Un prédateur sexuel « expérimenté » qui leurrait des adolescentes sur l’internet est un ancien employé d’un collège privé de Montréal. Le pédophile Pierre Roy « rôdait » sur le web pour piéger de jeunes filles afin d’assouvir ses sombres fantasmes. Il a été condamné vendredi à quatre ans de pénitencier.

Publié le 14 novembre 2020 à 9h00

 Louis-Samuel Perron
La Presse

« En termes clairs, le comportement de l’accusé s’apparente à celui d’un prédateur sexuel adulte expérimenté de l’univers du cyberespace qui a l’intention précise de repérer de jeunes victimes pour assouvir ses fins sexuelles illicites », a tranché le juge Manlio Del Negro jeudi après-midi, en ordonnant ensuite l’incarcération immédiate de l’accusé.

Le Montréalais de 66 ans a été déclaré coupable de plusieurs chefs d’accusation de leurre informatique de mineurs et d’un chef de production de pornographie juvénile. En discutant avec une femme sur l’internet, Pierre Roy a tenu des propos extrêmement crus décrivant les gestes sexuels qu’il aurait aimé poser sur les jeunes enfants de la femme.

Pierre Roy a travaillé comme aide-cuisinier au collège Notre-Dame de Montréal de mai 2011 à mai 2018. « Il n’a jamais été en contact seul avec les enfants d’aucune façon », a assuré Vincent Grégoire, secrétaire général du collège. L’établissement scolaire privé de niveau secondaire n’était pas au courant des démêlés judiciaires de l’ex-employé jusqu’à l’appel de La Presse.

Le prédateur sexuel a sévi entre 2017 et 2018 sur JALF, un site de rencontre « dédié à la réalisation de vos fantasmes ». Même si le site était en principe réservé aux adultes, plusieurs adolescentes qui s’identifiaient comme telles fréquentaient la plateforme. Pierre Roy a ainsi tenu des propos sexuellement explicites envers ses victimes de 15 et 16 ans, deux adolescentes et un agent d’infiltration du Service de police de la Ville de Montréal (SPVM) jouant le rôle d’une ado.

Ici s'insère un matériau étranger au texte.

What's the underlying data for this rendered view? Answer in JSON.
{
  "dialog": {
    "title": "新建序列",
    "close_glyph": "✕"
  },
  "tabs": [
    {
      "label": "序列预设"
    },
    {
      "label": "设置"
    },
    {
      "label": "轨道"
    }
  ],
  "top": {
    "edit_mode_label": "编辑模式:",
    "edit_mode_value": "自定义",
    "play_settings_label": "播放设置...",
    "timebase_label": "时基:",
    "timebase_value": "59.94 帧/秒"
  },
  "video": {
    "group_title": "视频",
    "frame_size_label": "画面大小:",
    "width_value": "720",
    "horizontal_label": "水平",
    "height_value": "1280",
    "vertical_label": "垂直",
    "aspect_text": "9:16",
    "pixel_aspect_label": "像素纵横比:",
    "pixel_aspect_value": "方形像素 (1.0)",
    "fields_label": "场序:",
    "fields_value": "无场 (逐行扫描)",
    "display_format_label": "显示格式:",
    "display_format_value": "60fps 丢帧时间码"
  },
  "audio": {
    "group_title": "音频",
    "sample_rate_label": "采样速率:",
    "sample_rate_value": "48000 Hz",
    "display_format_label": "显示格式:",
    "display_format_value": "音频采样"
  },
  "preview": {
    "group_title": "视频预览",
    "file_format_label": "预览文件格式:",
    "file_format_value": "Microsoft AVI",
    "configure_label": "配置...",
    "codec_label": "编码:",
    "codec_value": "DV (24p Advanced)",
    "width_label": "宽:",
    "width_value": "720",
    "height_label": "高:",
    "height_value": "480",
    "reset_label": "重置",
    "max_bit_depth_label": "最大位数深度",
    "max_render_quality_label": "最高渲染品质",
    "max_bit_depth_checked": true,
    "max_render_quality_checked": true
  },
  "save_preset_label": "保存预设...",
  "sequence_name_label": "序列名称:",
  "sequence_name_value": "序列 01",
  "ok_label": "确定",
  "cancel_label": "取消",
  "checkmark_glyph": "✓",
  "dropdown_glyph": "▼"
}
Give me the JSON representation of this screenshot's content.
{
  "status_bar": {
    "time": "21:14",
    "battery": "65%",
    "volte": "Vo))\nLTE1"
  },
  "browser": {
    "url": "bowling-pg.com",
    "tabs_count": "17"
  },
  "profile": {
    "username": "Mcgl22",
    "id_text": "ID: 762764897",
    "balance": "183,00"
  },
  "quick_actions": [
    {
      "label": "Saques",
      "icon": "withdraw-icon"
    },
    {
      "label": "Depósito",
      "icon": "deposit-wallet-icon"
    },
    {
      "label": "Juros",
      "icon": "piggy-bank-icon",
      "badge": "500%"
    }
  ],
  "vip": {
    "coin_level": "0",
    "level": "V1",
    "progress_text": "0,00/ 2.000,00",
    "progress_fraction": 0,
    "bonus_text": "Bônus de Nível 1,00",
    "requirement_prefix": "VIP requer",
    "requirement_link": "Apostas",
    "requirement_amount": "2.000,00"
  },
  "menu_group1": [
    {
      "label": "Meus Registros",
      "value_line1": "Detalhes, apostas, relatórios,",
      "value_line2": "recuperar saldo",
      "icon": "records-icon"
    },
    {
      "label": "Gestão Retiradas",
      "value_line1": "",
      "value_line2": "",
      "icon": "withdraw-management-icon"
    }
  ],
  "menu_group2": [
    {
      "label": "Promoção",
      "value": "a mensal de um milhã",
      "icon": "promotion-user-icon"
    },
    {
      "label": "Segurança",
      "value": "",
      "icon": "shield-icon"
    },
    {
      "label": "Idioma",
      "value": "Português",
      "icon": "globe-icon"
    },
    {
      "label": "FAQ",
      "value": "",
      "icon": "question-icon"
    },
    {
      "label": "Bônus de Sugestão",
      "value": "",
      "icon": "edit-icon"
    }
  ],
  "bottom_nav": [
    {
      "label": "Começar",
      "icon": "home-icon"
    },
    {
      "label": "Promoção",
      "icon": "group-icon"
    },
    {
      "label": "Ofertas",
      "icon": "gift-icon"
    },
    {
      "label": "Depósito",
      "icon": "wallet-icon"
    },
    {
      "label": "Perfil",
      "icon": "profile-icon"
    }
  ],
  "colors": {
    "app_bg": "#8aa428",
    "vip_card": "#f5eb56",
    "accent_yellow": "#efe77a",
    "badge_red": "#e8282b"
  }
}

Des propos « très troublants »

Pierre Roy ne passait pas par quatre chemins en échangeant avec les jeunes filles. Il leur avouait sans gêne fantasmer à l’idée d’avoir une relation sexuelle avec une mineure. « Ça m’excite d’y penser », a-t-il répété aux adolescentes. À une ado qui lui disait avoir une sœur, Pierre Roy a écrit vouloir être leur « père » pour avoir une relation sexuelle avec elles. Il donnait également des conseils à ses victimes pour éviter la surveillance de leurs parents. Des propos « très troublants », selon le juge.

Tous ces échanges sexuels n’étaient qu’une « plaisanterie de mauvais goût », s’est toutefois défendu l’accusé. Selon ses dires, les victimes étaient des adultes se disant adolescentes. Une version « invraisemblable » fermement rejetée par le juge Del Negro. « C’est de la pure fantaisie ! Une pure invention », a-t-il lancé. Le témoignage de Pierre Roy a même « bonifié » la preuve de la Couronne, selon le magistrat.

Pierre Roy a été condamné vendredi matin à la peine minimale de quatre ans de pénitencier. Il n’avait aucun antécédent judiciaire. Il lui sera interdit d’utiliser l’internet pendant trois ans à sa sortie de prison et sera inscrit à vie au Registre des délinquants sexuels. Il était défendu par MYann Trignac, alors que MKarine Lagacé-Paquette représentait le ministère public.